| 11:09 am on Dec 16, 2009 (gmt 0)|
When you say insert do you mean via a thousand INSERT statements?
Have you tried LOAD DATA INFILE
If it is the program which is transferring the text files to mysql it could be doing the inserts rather than loading the data. It could also be a problem with bufferring / committing to disk on every insert and /or updating of the indexes.
Need more info.
| 8:01 pm on Dec 17, 2009 (gmt 0)|
You probably already thought of this . . . but are your table columns "over-indexed?" Remember indexes speed searches, but can slow down inserts and updates.
The fact that it starts slow and then begins to bog seems to indicate either the program doing it (if you're using one) is not doing so efficiently or it's a server resource issue.
I have one client that regularly flushes and repopulates up to 600K - 1M records in a table, approx. 15-20 fields, mixed types. I use a perl script to do this, and have it report to STDOUT every 1000 lines. It's pretty consistent start to end, but I **do** remember when I first took over the project it had the same problem. We did two things: rebuilt the tables with leaner indexing . . . then dedicated the data to a data server.
| 8:28 pm on Dec 17, 2009 (gmt 0)|
I've been investigating this and finding little to do with the database itself that would cause problems after 1000 pages. I thought perhaps something was getting trashed, but not that I can see.
I'm now going down the road that it's the insert program. I suspect somehow that for every insert, it's doing lookups of all the prior pages (e.g. ensuring that the page isn't already in the database). So for page 2, it does 1 check. For page 1000, it's doing 999 checks. That's the avenue we're going down (though even that seems like it shouldn't cause this much of a delay).

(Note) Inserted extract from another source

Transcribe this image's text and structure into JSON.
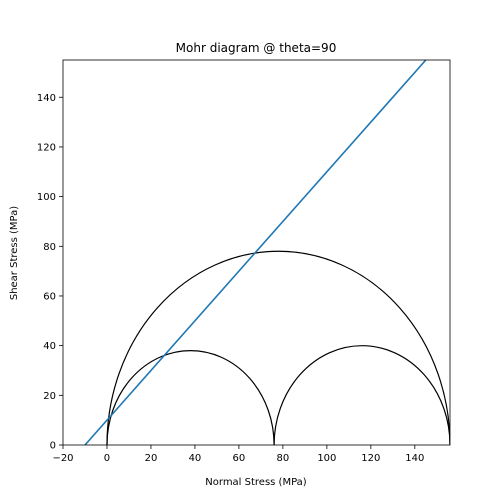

| 7:54 pm on Dec 18, 2009 (gmt 0)|
Oh man . . . that changes things drastically. I had a project similar to this [webmasterworld.com]:
|Two email lists in plain text files, one over a million records, the other from 1000 to 3000 records. Find all addresses that are in both lists and make a third list. |
Process shouldn't take any more than a couple hours, as client's current method can exceed 48 hours. Got it down to 45 minutes, but it involved a combo of text files AND mysql (see last post.)
This is way harder than it seems. Pure mySQL failed miserably, on a dedicated server.

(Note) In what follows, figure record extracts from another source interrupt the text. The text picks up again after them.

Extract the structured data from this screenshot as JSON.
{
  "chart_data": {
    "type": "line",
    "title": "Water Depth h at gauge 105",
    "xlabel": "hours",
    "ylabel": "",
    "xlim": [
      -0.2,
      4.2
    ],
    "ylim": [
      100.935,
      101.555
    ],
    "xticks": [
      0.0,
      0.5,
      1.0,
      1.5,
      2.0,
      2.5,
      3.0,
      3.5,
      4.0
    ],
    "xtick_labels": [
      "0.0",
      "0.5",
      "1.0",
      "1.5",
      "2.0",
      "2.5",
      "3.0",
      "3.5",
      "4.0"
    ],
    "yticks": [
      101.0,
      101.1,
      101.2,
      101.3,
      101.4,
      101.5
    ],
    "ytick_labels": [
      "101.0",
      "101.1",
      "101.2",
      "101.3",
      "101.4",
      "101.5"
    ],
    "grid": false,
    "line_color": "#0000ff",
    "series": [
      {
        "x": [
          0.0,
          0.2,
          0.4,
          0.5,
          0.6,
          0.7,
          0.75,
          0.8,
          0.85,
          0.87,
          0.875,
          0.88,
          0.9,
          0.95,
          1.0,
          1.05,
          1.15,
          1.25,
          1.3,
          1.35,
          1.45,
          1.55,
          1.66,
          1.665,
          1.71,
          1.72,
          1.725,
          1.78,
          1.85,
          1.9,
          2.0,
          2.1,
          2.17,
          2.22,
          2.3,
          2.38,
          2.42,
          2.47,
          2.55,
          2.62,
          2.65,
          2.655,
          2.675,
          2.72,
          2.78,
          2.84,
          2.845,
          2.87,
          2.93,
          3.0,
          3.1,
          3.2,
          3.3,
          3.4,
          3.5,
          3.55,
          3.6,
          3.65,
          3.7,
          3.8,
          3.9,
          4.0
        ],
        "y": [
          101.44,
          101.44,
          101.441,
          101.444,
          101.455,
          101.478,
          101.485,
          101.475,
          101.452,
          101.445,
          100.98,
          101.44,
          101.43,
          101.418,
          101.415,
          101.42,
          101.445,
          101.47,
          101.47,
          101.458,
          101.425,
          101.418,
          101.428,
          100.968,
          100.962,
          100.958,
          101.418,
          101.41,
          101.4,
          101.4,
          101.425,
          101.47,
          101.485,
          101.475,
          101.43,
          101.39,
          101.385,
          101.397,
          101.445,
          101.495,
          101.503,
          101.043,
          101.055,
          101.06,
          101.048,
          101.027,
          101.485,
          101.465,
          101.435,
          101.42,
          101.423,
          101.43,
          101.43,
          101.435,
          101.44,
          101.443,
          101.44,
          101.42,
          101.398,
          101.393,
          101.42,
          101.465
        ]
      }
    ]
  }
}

If this is a regular process that needs doing, maybe the inverse of the above is the case - some fields not indexed properly.
It's going to largely depend on the task and the environment, there may be no good way around it.
| 8:02 pm on Dec 18, 2009 (gmt 0)|
I hope it's fixable. It's either mysql, my insertion program, or wordpress. Mysql can probably be fixed, the program can be, if it's wordpress we got a problem.
But it does have to be fixed. I've got a run coming up of 50,000 pages :).
| 5:34 pm on Dec 21, 2009 (gmt 0)|
LOAD DATA INFILE is the way to go...but it's freakin' complicated.
Check your mysql slow queries log for some insights into what is happening....if you're not logging slow queries (you should be!) you can turn it on by editing your my.cnf file and then rebooting the mysql server.